M. Catharine Evans and Ann Kane:
During that time the OSSE, headed by Deborah Gist, recommended that test scores at particular schools, like the highly touted Noyes Education Center, be investigated due to huge gains in proficiency rates. Noyes math scores alone increased from 22% for the fourth-grade class in 2007 to 84% in 2008.
Gist eventually asked McGraw-Hill to conduct an erasure analysis in 2008. McGraw-Hill flagged the most extreme cases of wrong-to-right erasures. Out of 96 schools flagged, eight campuses were the recipients of more than $1.5 million in bonuses from Rhee for high test scores. None of the schools flagged were investigated in 2008.

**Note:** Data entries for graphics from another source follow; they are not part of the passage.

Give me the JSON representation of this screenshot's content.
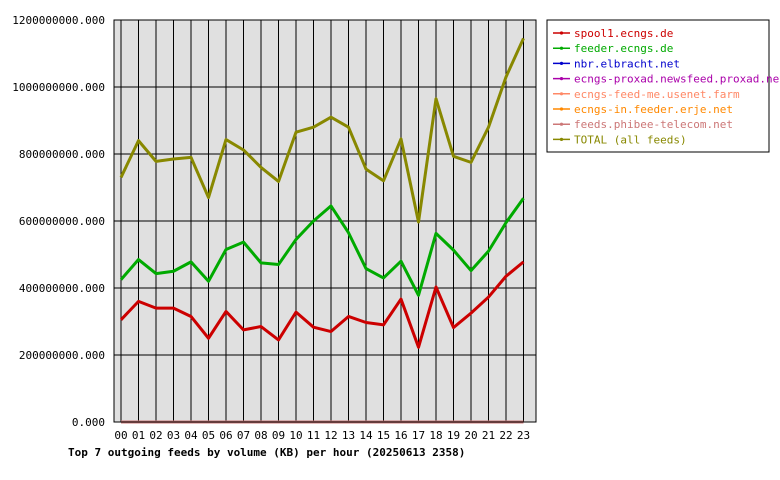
{
  "chart_data": {
    "type": "line",
    "title": "Top 7 outgoing feeds by volume (KB) per hour (20250613 2358)",
    "xlabel": "",
    "ylabel": "",
    "x": [
      "00",
      "01",
      "02",
      "03",
      "04",
      "05",
      "06",
      "07",
      "08",
      "09",
      "10",
      "11",
      "12",
      "13",
      "14",
      "15",
      "16",
      "17",
      "18",
      "19",
      "20",
      "21",
      "22",
      "23"
    ],
    "ylim": [
      0,
      1200000000
    ],
    "yticks": [
      "0.000",
      "200000000.000",
      "400000000.000",
      "600000000.000",
      "800000000.000",
      "1000000000.000",
      "1200000000.000"
    ],
    "ytick_values": [
      0,
      200000000,
      400000000,
      600000000,
      800000000,
      1000000000,
      1200000000
    ],
    "grid": true,
    "legend_position": "right",
    "series": [
      {
        "name": "spool1.ecngs.de",
        "color": "#cc0000",
        "values": [
          305000000,
          360000000,
          340000000,
          340000000,
          315000000,
          250000000,
          330000000,
          275000000,
          285000000,
          245000000,
          328000000,
          283000000,
          270000000,
          315000000,
          297000000,
          290000000,
          367000000,
          223000000,
          403000000,
          282000000,
          325000000,
          373000000,
          435000000,
          478000000
        ]
      },
      {
        "name": "feeder.ecngs.de",
        "color": "#00aa00",
        "values": [
          425000000,
          485000000,
          443000000,
          450000000,
          478000000,
          420000000,
          515000000,
          537000000,
          475000000,
          470000000,
          545000000,
          600000000,
          645000000,
          565000000,
          458000000,
          430000000,
          480000000,
          378000000,
          563000000,
          513000000,
          452000000,
          510000000,
          595000000,
          668000000
        ]
      },
      {
        "name": "nbr.elbracht.net",
        "color": "#0000cc",
        "values": [
          0,
          0,
          0,
          0,
          0,
          0,
          0,
          0,
          0,
          0,
          0,
          0,
          0,
          0,
          0,
          0,
          0,
          0,
          0,
          0,
          0,
          0,
          0,
          0
        ]
      },
      {
        "name": "ecngs-proxad.newsfeed.proxad.net",
        "color": "#aa00aa",
        "values": [
          0,
          0,
          0,
          0,
          0,
          0,
          0,
          0,
          0,
          0,
          0,
          0,
          0,
          0,
          0,
          0,
          0,
          0,
          0,
          0,
          0,
          0,
          0,
          0
        ]
      },
      {
        "name": "ecngs-feed-me.usenet.farm",
        "color": "#ff8866",
        "values": [
          0,
          0,
          0,
          0,
          0,
          0,
          0,
          0,
          0,
          0,
          0,
          0,
          0,
          0,
          0,
          0,
          0,
          0,
          0,
          0,
          0,
          0,
          0,
          0
        ]
      },
      {
        "name": "ecngs-in.feeder.erje.net",
        "color": "#ff8800",
        "values": [
          0,
          0,
          0,
          0,
          0,
          0,
          0,
          0,
          0,
          0,
          0,
          0,
          0,
          0,
          0,
          0,
          0,
          0,
          0,
          0,
          0,
          0,
          0,
          0
        ]
      },
      {
        "name": "feeds.phibee-telecom.net",
        "color": "#cc7777",
        "values": [
          0,
          0,
          0,
          0,
          0,
          0,
          0,
          0,
          0,
          0,
          0,
          0,
          0,
          0,
          0,
          0,
          0,
          0,
          0,
          0,
          0,
          0,
          0,
          0
        ]
      },
      {
        "name": "TOTAL (all feeds)",
        "color": "#888800",
        "values": [
          730000000,
          840000000,
          778000000,
          785000000,
          790000000,
          670000000,
          843000000,
          812000000,
          760000000,
          718000000,
          865000000,
          880000000,
          910000000,
          880000000,
          755000000,
          720000000,
          845000000,
          597000000,
          965000000,
          793000000,
          775000000,
          880000000,
          1030000000,
          1145000000
        ]
      }
    ]
  }
}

D.C. public school officials resisted Gist's efforts to validate the scores. Documents obtained by USA Today showed that the chancellor's office, headed by Rhee and Henderson, was reluctant to investigate. Rhee's data and accountability officer employed stall tactics as well, ostensibly so DCPS could "be confident in the data provided" because of "the disruption and alarm an investigation would likely create."
Gist wrote to area schools requesting that they conduct their own examination of test anomalies. She eventually resigned in April 2009. Her successor, Kelli Briggs, who served a short term, dropped Gist's recommendations.